Tuesday night: The Taking of Pelham 123
It's Phonebooth in a train, but definitely better. Travolta and crew take over a subway car holding hostages in a New York City tunnel.  Denzel is in charge of this route and engages Travolta via radio trying his best to meet his demands.  John Travolta plays a great bad guy, reminiscent of Face/Off. If you don't mind the repeated use of the "F"word, this movie is worth seeing.  Denzel and Travolta earn Pelham 7 Picasso's.

Saturday night: The Proposal
The Fredstrom was pleasantly surprised with this little movie. Relationally challenged and power-editor Sandra Bullock has some complications with her visa and is being deported. Her doormat-assistant, played by Ryan Reynolds is her only hope to keep her job. Guaranteed a promotion, Reynolds agrees to marry. Now they just have to get through a weekend with his family in Alaska. Now that Reynolds has some bargaining power, he turns up the sarcasm creating some hysterical lines. A good balance of romance and comedy earns this dark horse 8 Picasso's.

Sunday, June 14, 2009

Surprise Birthday Party for The Fredstrom!

So the Fredstrom was headed out for a routine dinner with his beautiful wife and family only to be met at the top of the stairs by 31 of his closest friends! SURPRISE! The Fredstrom was speechless, and you know that's amazing in-and-of itself! It was an amazing night for the Fredstrom.  Thank you SO much for all of those that took their time out to attend the party.  It truly was a night that the Fredstrom will never forget.
Here's some of The Fredstrom's old and new family: Tricia, JoLinda, Granny, Mom, Dad and Erika.
Some more of the Fredstrom's new family cont'd: Kyle, Kent, Matt, Joyce, Kirk, and Grand-dad.
The first of my dear friends: Nick, Elizabeth, Richard, and Marcia.
My sweetie Kristin, Jon, Debbie, Kelly, and the Big Kahuna.
The Arrowhead Elite: Coreen, Steve, Brent, Liz, Travis, and Ashley with George and Cristi. 
Thank you Sgt.
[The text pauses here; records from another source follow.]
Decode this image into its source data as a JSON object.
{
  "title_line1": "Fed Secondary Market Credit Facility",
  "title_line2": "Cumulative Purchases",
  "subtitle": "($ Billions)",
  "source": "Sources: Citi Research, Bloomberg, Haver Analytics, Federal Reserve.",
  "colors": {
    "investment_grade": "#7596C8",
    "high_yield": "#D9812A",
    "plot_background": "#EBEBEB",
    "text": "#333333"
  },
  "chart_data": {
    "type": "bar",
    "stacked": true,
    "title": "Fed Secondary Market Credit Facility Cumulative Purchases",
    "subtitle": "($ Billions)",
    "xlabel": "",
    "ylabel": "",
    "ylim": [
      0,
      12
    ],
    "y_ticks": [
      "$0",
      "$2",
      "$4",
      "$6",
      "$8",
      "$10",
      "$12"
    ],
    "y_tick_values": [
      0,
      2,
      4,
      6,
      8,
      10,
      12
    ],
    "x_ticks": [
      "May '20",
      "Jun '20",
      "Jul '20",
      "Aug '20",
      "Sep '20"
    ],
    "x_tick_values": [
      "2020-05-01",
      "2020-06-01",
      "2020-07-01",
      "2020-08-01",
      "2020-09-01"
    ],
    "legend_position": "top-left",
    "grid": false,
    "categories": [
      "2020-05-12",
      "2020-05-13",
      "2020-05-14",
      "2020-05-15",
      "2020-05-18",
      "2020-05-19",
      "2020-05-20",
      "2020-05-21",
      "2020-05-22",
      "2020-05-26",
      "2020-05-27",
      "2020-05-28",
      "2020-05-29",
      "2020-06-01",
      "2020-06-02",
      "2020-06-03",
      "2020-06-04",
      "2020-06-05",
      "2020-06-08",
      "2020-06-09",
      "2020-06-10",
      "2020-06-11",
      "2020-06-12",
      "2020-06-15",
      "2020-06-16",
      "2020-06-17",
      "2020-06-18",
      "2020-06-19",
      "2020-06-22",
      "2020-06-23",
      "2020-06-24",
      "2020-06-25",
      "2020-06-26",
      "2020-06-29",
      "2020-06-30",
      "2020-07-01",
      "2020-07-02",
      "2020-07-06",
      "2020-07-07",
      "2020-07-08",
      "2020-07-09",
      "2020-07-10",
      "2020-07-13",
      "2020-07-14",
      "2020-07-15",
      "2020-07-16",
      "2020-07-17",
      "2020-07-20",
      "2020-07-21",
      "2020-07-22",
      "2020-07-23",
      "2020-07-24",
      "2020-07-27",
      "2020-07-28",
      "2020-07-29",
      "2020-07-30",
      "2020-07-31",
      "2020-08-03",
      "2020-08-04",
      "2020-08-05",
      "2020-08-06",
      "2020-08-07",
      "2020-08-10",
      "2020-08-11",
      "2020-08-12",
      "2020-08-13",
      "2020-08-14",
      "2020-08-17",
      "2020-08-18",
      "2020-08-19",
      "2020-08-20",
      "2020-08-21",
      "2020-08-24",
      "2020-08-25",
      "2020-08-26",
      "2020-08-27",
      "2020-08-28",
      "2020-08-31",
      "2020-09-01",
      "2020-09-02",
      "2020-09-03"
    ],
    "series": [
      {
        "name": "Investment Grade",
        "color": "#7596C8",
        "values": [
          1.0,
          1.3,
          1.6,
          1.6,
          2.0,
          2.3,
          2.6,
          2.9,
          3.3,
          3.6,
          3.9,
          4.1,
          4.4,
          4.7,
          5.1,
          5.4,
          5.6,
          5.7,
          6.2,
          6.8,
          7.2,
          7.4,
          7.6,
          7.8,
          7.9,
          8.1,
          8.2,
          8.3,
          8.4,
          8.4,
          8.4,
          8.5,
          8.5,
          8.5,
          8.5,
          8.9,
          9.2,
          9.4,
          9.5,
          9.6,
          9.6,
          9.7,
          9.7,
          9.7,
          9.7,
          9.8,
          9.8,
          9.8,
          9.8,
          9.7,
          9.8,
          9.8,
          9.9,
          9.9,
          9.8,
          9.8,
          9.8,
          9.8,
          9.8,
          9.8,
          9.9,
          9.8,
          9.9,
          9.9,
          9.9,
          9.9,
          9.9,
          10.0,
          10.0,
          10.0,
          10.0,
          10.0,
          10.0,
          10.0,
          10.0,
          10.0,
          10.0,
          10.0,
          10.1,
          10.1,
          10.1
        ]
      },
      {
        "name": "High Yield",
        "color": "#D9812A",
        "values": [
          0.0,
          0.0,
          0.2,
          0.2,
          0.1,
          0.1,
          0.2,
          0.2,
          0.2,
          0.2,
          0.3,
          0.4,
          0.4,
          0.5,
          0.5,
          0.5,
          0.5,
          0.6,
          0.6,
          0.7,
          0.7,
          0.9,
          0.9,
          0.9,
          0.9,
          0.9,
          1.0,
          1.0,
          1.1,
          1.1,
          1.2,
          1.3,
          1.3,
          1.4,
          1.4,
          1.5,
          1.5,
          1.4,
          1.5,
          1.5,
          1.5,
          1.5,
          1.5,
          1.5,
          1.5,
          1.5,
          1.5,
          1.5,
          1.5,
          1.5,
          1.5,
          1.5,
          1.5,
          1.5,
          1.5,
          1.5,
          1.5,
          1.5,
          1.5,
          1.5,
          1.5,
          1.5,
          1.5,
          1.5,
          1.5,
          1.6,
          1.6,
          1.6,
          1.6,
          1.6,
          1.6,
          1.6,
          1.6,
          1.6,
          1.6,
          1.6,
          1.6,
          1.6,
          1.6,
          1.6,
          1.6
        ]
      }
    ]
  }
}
Julio for taking these photos!
The Fredstrom can't wait to see you all again.

Wednesday, June 3, 2009

Don't Drag Me to That Movie!

Okay blog fans, The Fredstrom’s blog is venturing into uncharted territory: H-E-Double Hockey sticks!  The Fredstrom sent his most trusted scary movie associate, BadBrad, into Hades to watch Drag Me to Hell.  Unfortunately, Drag Me to Hell was literally what seeing that movie felt like for the BadBrad. He reports:

That old ladies get really upset when declined for credit extensions, so much so that they will hide in the back seat of your car so that they can (A) Put a curse on you, and (B) gnaw on your neck with their nasty old gums cause their dentures fall out!

Of course curse protocol requires a consultation with your local witch doctor and an appointment for a séance.  This séance doesn’t go as planned, sending the sacrificial goat on an angry talking-rampage? AWKWARD!

The BadBrad apologies for ruining this movie (although it’s hard to ruin a movie that was already ruined) for anyone who still wishes to see it.  Unless you enjoy decrepit nasty-old ladies, maggot puke, insects entering orifices, raging goats, and gaping holes in the earth sucking a woman down to into fiery hell, then please take his word for it…it’s not worth the cheddar or your time.  The BadBrad mercifully gives Drag Me To Hell -2 Picasso’s for the number of suspenseful jumpy parts.